Edit1: timing shows that the second code is faster:
using NumericExtensions
max_it = 1000
tolerance = 1e-8
max_it = 100
g1 = function(x::Vector{Float64})
for i in 1:length(x)
x[i] = x[i]/2
end
end
g2 = function(newx::Vector{Float64}, x::Vector{Float64})
for i in 1:length(x)
newx[i] = x[i]/2
end
end
x = fill(1e7, int(1e7))
#time iter1(x)
# elapsed time: 4.688103075 seconds (4960117840 bytes allocated, 29.72% gc time)
x = fill(1e7, int(1e7))
#time iter2(x)
# elapsed time: 2.187916177 seconds (80199676 bytes allocated, 0.74% gc time)
Edit2: using copy!
iter3 = function(x::Vector{Float64})
oldx = similar(x)
for iter in 1:max_it
copy!(oldx, x)
g1(x)
delta = vnormdiff(x, oldx, 2)
if delta < tolerance
break
end
end
end
x = fill(1e7, int(1e7))
#time iter3(x)
# elapsed time: 2.745350176 seconds (80008088 bytes allocated, 1.11% gc time)

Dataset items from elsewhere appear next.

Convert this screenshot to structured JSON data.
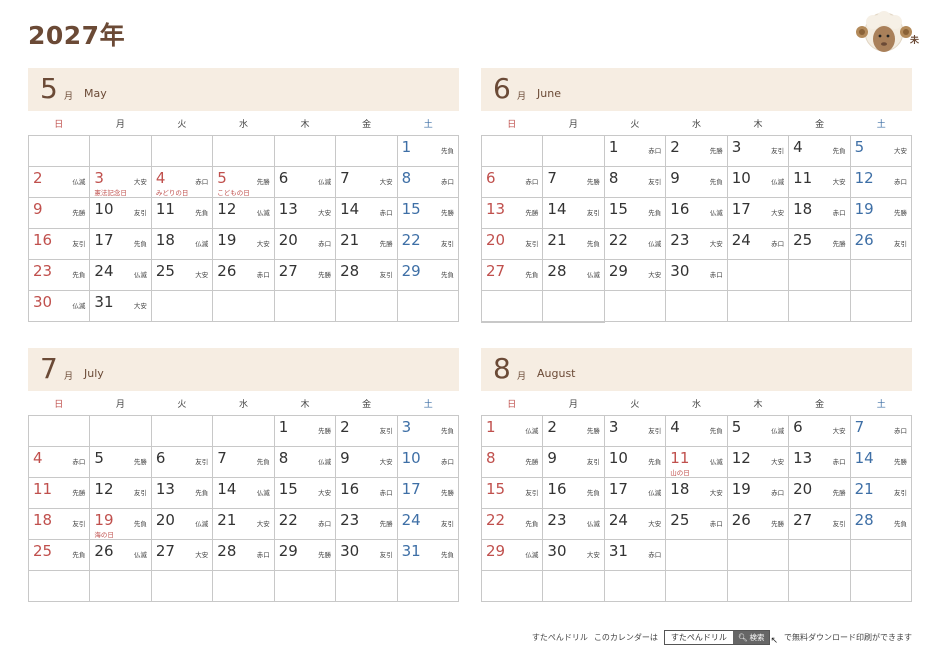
{
  "year_title": "2027年",
  "mascot": {
    "label": "未",
    "icon": "sheep-icon"
  },
  "weekdays": [
    "日",
    "月",
    "火",
    "水",
    "木",
    "金",
    "土"
  ],
  "colors": {
    "brand": "#6b4a36",
    "sunday": "#c0504d",
    "saturday": "#3e6fa6",
    "header_bg": "#f6ede2"
  },
  "months": [
    {
      "num": "5",
      "kanji": "月",
      "en": "May",
      "cells": [
        null,
        null,
        null,
        null,
        null,
        null,
        {
          "d": "1",
          "r": "先負"
        },
        {
          "d": "2",
          "r": "仏滅"
        },
        {
          "d": "3",
          "r": "大安",
          "h": "憲法記念日"
        },
        {
          "d": "4",
          "r": "赤口",
          "h": "みどりの日"
        },
        {
          "d": "5",
          "r": "先勝",
          "h": "こどもの日"
        },
        {
          "d": "6",
          "r": "仏滅"
        },
        {
          "d": "7",
          "r": "大安"
        },
        {
          "d": "8",
          "r": "赤口"
        },
        {
          "d": "9",
          "r": "先勝"
        },
        {
          "d": "10",
          "r": "友引"
        },
        {
          "d": "11",
          "r": "先負"
        },
        {
          "d": "12",
          "r": "仏滅"
        },
        {
          "d": "13",
          "r": "大安"
        },
        {
          "d": "14",
          "r": "赤口"
        },
        {
          "d": "15",
          "r": "先勝"
        },
        {
          "d": "16",
          "r": "友引"
        },
        {
          "d": "17",
          "r": "先負"
        },
        {
          "d": "18",
          "r": "仏滅"
        },
        {
          "d": "19",
          "r": "大安"
        },
        {
          "d": "20",
          "r": "赤口"
        },
        {
          "d": "21",
          "r": "先勝"
        },
        {
          "d": "22",
          "r": "友引"
        },
        {
          "d": "23",
          "r": "先負"
        },
        {
          "d": "24",
          "r": "仏滅"
        },
        {
          "d": "25",
          "r": "大安"
        },
        {
          "d": "26",
          "r": "赤口"
        },
        {
          "d": "27",
          "r": "先勝"
        },
        {
          "d": "28",
          "r": "友引"
        },
        {
          "d": "29",
          "r": "先負"
        },
        {
          "d": "30",
          "r": "仏滅"
        },
        {
          "d": "31",
          "r": "大安"
        },
        null,
        null,
        null,
        null,
        null
      ]
    },
    {
      "num": "6",
      "kanji": "月",
      "en": "June",
      "cells": [
        null,
        null,
        {
          "d": "1",
          "r": "赤口"
        },
        {
          "d": "2",
          "r": "先勝"
        },
        {
          "d": "3",
          "r": "友引"
        },
        {
          "d": "4",
          "r": "先負"
        },
        {
          "d": "5",
          "r": "大安"
        },
        {
          "d": "6",
          "r": "赤口"
        },
        {
          "d": "7",
          "r": "先勝"
        },
        {
          "d": "8",
          "r": "友引"
        },
        {
          "d": "9",
          "r": "先負"
        },
        {
          "d": "10",
          "r": "仏滅"
        },
        {
          "d": "11",
          "r": "大安"
        },
        {
          "d": "12",
          "r": "赤口"
        },
        {
          "d": "13",
          "r": "先勝"
        },
        {
          "d": "14",
          "r": "友引"
        },
        {
          "d": "15",
          "r": "先負"
        },
        {
          "d": "16",
          "r": "仏滅"
        },
        {
          "d": "17",
          "r": "大安"
        },
        {
          "d": "18",
          "r": "赤口"
        },
        {
          "d": "19",
          "r": "先勝"
        },
        {
          "d": "20",
          "r": "友引"
        },
        {
          "d": "21",
          "r": "先負"
        },
        {
          "d": "22",
          "r": "仏滅"
        },
        {
          "d": "23",
          "r": "大安"
        },
        {
          "d": "24",
          "r": "赤口"
        },
        {
          "d": "25",
          "r": "先勝"
        },
        {
          "d": "26",
          "r": "友引"
        },
        {
          "d": "27",
          "r": "先負"
        },
        {
          "d": "28",
          "r": "仏滅"
        },
        {
          "d": "29",
          "r": "大安"
        },
        {
          "d": "30",
          "r": "赤口"
        },
        null,
        null,
        null,
        null,
        null,
        null,
        null,
        null,
        null,
        null,
        null,
        null
      ]
    },
    {
      "num": "7",
      "kanji": "月",
      "en": "July",
      "cells": [
        null,
        null,
        null,
        null,
        {
          "d": "1",
          "r": "先勝"
        },
        {
          "d": "2",
          "r": "友引"
        },
        {
          "d": "3",
          "r": "先負"
        },
        {
          "d": "4",
          "r": "赤口"
        },
        {
          "d": "5",
          "r": "先勝"
        },
        {
          "d": "6",
          "r": "友引"
        },
        {
          "d": "7",
          "r": "先負"
        },
        {
          "d": "8",
          "r": "仏滅"
        },
        {
          "d": "9",
          "r": "大安"
        },
        {
          "d": "10",
          "r": "赤口"
        },
        {
          "d": "11",
          "r": "先勝"
        },
        {
          "d": "12",
          "r": "友引"
        },
        {
          "d": "13",
          "r": "先負"
        },
        {
          "d": "14",
          "r": "仏滅"
        },
        {
          "d": "15",
          "r": "大安"
        },
        {
          "d": "16",
          "r": "赤口"
        },
        {
          "d": "17",
          "r": "先勝"
        },
        {
          "d": "18",
          "r": "友引"
        },
        {
          "d": "19",
          "r": "先負",
          "h": "海の日"
        },
        {
          "d": "20",
          "r": "仏滅"
        },
        {
          "d": "21",
          "r": "大安"
        },
        {
          "d": "22",
          "r": "赤口"
        },
        {
          "d": "23",
          "r": "先勝"
        },
        {
          "d": "24",
          "r": "友引"
        },
        {
          "d": "25",
          "r": "先負"
        },
        {
          "d": "26",
          "r": "仏滅"
        },
        {
          "d": "27",
          "r": "大安"
        },
        {
          "d": "28",
          "r": "赤口"
        },
        {
          "d": "29",
          "r": "先勝"
        },
        {
          "d": "30",
          "r": "友引"
        },
        {
          "d": "31",
          "r": "先負"
        },
        null,
        null,
        null,
        null,
        null,
        null,
        null
      ]
    },
    {
      "num": "8",
      "kanji": "月",
      "en": "August",
      "cells": [
        {
          "d": "1",
          "r": "仏滅"
        },
        {
          "d": "2",
          "r": "先勝"
        },
        {
          "d": "3",
          "r": "友引"
        },
        {
          "d": "4",
          "r": "先負"
        },
        {
          "d": "5",
          "r": "仏滅"
        },
        {
          "d": "6",
          "r": "大安"
        },
        {
          "d": "7",
          "r": "赤口"
        },
        {
          "d": "8",
          "r": "先勝"
        },
        {
          "d": "9",
          "r": "友引"
        },
        {
          "d": "10",
          "r": "先負"
        },
        {
          "d": "11",
          "r": "仏滅",
          "h": "山の日"
        },
        {
          "d": "12",
          "r": "大安"
        },
        {
          "d": "13",
          "r": "赤口"
        },
        {
          "d": "14",
          "r": "先勝"
        },
        {
          "d": "15",
          "r": "友引"
        },
        {
          "d": "16",
          "r": "先負"
        },
        {
          "d": "17",
          "r": "仏滅"
        },
        {
          "d": "18",
          "r": "大安"
        },
        {
          "d": "19",
          "r": "赤口"
        },
        {
          "d": "20",
          "r": "先勝"
        },
        {
          "d": "21",
          "r": "友引"
        },
        {
          "d": "22",
          "r": "先負"
        },
        {
          "d": "23",
          "r": "仏滅"
        },
        {
          "d": "24",
          "r": "大安"
        },
        {
          "d": "25",
          "r": "赤口"
        },
        {
          "d": "26",
          "r": "先勝"
        },
        {
          "d": "27",
          "r": "友引"
        },
        {
          "d": "28",
          "r": "先負"
        },
        {
          "d": "29",
          "r": "仏滅"
        },
        {
          "d": "30",
          "r": "大安"
        },
        {
          "d": "31",
          "r": "赤口"
        },
        null,
        null,
        null,
        null,
        null,
        null,
        null,
        null,
        null,
        null,
        null
      ]
    }
  ],
  "footer": {
    "brand": "すたぺんドリル",
    "pre_text": "このカレンダーは",
    "search_text": "すたぺんドリル",
    "search_button": "検索",
    "post_text": "で無料ダウンロード印刷ができます"
  }
}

I think replacing the following lines in the first code
for iter = 1:max_it
oldx = copy( x )
...
by
oldx = zeros( N )
for iter = 1:max_it
oldx[:] = x # or copy!( oldx, x )
...
will be more efficient because no array is allocated. Also, the code can be made more efficient by writing for-loops explicitly. This can be seen, for example, from the following comparison
function test()
N = 1000000
a = zeros( N )
b = zeros( N )
#time c = copy( a )
#time b[:] = a
#time copy!( b, a )
#time \
for i = 1:length(a)
b[i] = a[i]
end
#time \
for i in eachindex(a)
b[i] = a[i]
end
end
test()
The result obtained with Julia0.4.0 on Linux(x86_64) is
elapsed time: 0.003955609 seconds (7 MB allocated)
elapsed time: 0.001279142 seconds (0 bytes allocated)
elapsed time: 0.000836167 seconds (0 bytes allocated)
elapsed time: 1.19e-7 seconds (0 bytes allocated)
elapsed time: 1.28e-7 seconds (0 bytes allocated)
It seems that copy!() is faster than using [:] in the left-hand side,
though the difference becomes marginal in repeated calculations (there seems to be
some overhead for the first [:] calculation). Btw, the last example using eachindex() is very convenient for looping over multi-dimensional arrays.
Similar comparison can be made for vnormdiff(), where use of norm( x - oldx ) etc is slower than an explicit loop for vector norm, because the former allocates one temporary array for x - oldx.